Setting up such a sidecar takes some time to get used to, but is easier in python 3.7+:

def start(self):
    if self.sidecar_thread is None:
        self.sidecar_thread = threading.Thread(
            target=self._create_sidecar, args=(self.loop,)
        )
        self.sidecar_thread.start()


def _create_sidecar(self, loop: asyncio.BaseEventLoop):
    """
    Initialize the eventloop and setup a listener
    """

    # We use an event loop initialized in the main thread and use it
    # over here. This allows us to submit requests on a synchronous
    # fashion using create_task on the main thread and processing
    # happens in the sidecar
    asyncio.set_event_loop(loop)

    # Register a task for socket manager setup
    try:
        self.loop.run_until_complete(self._listener())
    except concurrent.futures.CancelledError as e:
        logging.error("Loop got shutdown, due to %s", e)


async def _listener(self):
    """
    Setup the connection and process messages
    """

    try:
        self._ws = await websockets.connect(self._uri)

        async for msg in self._ws:
            if self._has_error.is_set():
                raise errors.WebSocketError()

            # self._closing is called by exit which is described later
            if self._closing:
                break

            # Process messages here:
    except self.errors as b:
        # _has_error is ane Event to indicate that the socket has an error
        self._has_error.set()
        logging.warning("Error %s in WS, will raise WebSocketError", b)
    finally:
        # Close the connection and signal that we are done
        if self._ws:
            await self._ws.close()

        self._ws_has_closed.set()

The code takes getting used to. Hopefully the comments help in exposition. To be honest, in an earlier version, we just let the application crash on socket errors without cleaning up. This led to gnarly memory issues, especially if you have a long running job which reintializes this pattern. This exit protocol to close the resource properly took multiple iterations, but now has been perfected:

def exit(self):
    """
    exit is called on the main thread and not on the sidecar
    """
    # Indicates the listener to stop processing any new messages
    self._closing = True

    # Busy loop and waits for the socket to close
    # NOTE: assumption is that listener gets triggered frequently
    start = time.time()
    while True:
        if self._ws_has_closed.is_set():
            break

        # If more than one minute is taken, just break the connection
        # NOTE: only minute is the max latency the application can tolerate,
        # before it gets repead by the scheduler in our case.
        time_elapsed = time.time() - start
        logging.warning(
            "Busy looping to close websocket, time elapsed %s", time_elapsed
        )
        if time_elapsed > consts.ONE_MINUTE:
            logging.error("Existing web socket without clearing connection")
            break

        # Busy loop
        time.sleep(consts.TEN_SECONDS)

    # Stop the loop now
    self.loop.stop()

    # Clean up all pending tasks
    for task in asyncio.all_tasks(self.loop):
        task.cancel()

    # Join with the sidecar
    if self.sidecar_thread is not None:
        self.sidecar_thread.join(constants.THREAD_JOIN_TIMEOUT)
        if self.sidecar_thread.isAlive():
            logging.error("Unable to clear up sidecar")

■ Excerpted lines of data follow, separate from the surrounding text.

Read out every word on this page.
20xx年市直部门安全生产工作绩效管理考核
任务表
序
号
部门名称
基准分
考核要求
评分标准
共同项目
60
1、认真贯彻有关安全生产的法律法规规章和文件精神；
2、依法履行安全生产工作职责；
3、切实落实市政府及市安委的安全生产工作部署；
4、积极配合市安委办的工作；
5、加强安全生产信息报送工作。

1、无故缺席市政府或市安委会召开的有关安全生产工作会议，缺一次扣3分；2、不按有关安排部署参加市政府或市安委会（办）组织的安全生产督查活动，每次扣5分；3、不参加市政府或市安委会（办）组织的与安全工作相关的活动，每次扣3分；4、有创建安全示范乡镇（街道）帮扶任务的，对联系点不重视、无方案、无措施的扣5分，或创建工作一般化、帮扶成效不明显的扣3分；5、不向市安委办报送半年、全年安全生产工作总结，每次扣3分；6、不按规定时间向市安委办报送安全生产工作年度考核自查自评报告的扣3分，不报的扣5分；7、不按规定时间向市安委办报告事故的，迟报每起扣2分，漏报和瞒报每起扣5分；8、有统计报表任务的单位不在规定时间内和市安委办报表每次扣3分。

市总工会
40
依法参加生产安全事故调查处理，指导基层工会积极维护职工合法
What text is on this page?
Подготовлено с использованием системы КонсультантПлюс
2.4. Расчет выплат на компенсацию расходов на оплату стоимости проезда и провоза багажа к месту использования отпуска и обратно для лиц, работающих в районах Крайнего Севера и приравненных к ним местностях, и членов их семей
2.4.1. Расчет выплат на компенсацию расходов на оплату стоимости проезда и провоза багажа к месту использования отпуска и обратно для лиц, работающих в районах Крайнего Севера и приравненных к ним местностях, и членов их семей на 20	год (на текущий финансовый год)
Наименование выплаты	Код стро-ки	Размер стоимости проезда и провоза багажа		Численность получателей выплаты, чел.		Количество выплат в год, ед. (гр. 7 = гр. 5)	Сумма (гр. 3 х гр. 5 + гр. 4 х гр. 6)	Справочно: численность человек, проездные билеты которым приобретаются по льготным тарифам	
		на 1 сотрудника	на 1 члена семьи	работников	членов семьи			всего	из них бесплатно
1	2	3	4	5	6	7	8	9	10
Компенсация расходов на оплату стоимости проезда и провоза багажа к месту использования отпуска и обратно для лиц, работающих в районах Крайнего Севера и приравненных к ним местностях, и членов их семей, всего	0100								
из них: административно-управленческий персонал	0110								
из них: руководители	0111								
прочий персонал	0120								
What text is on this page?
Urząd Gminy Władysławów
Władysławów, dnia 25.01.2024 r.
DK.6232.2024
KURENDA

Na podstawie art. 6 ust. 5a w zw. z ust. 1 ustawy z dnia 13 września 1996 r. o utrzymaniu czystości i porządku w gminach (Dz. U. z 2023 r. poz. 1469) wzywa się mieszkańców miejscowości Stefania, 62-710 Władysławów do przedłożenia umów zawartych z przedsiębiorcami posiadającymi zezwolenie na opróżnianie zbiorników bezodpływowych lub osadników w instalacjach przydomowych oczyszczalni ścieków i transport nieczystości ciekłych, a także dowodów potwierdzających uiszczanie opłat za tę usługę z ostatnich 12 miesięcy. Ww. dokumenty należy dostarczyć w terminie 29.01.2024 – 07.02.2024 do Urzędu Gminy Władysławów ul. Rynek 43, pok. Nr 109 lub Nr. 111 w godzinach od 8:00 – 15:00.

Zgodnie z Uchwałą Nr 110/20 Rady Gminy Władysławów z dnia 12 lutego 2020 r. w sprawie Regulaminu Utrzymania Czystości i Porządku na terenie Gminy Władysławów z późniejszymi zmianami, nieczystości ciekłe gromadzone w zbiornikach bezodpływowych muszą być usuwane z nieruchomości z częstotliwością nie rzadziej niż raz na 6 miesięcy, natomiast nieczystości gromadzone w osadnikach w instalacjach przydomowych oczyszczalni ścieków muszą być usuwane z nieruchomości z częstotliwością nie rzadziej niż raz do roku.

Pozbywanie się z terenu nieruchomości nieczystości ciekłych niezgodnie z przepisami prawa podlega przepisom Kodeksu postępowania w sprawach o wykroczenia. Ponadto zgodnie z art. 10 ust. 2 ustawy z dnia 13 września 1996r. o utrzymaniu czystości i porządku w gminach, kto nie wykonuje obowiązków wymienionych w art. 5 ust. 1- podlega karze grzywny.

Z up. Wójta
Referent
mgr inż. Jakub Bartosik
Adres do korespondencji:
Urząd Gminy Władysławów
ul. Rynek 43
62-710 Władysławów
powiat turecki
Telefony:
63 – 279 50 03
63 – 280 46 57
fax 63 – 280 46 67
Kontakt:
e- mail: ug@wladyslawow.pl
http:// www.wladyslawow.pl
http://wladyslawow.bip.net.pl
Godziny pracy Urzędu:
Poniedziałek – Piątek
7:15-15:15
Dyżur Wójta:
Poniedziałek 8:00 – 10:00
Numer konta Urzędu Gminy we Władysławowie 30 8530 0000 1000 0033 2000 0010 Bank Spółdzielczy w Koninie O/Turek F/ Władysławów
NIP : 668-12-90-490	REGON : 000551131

Every article on asyncio will advice you to close the thread and clean up pending tasks. But not article will tell you that closing the thread will almost never work and end up with hard to debug errors. It took me a lot of head wrangling to figure out the right protocol to correctly close a sidecar thread which uses an event loop:

  • Stop processing new messages on the sidecar.
  • Close the websocket connection, you will have to busy loop in order to do so.
  • Close the loop and clear pending tasks.
  • Join with the sidecar.

Missing any one of these steps is a path to an endless pit of wats. Especially the first two steps, which are taken granted in languages which support such idioms out of the box like Java.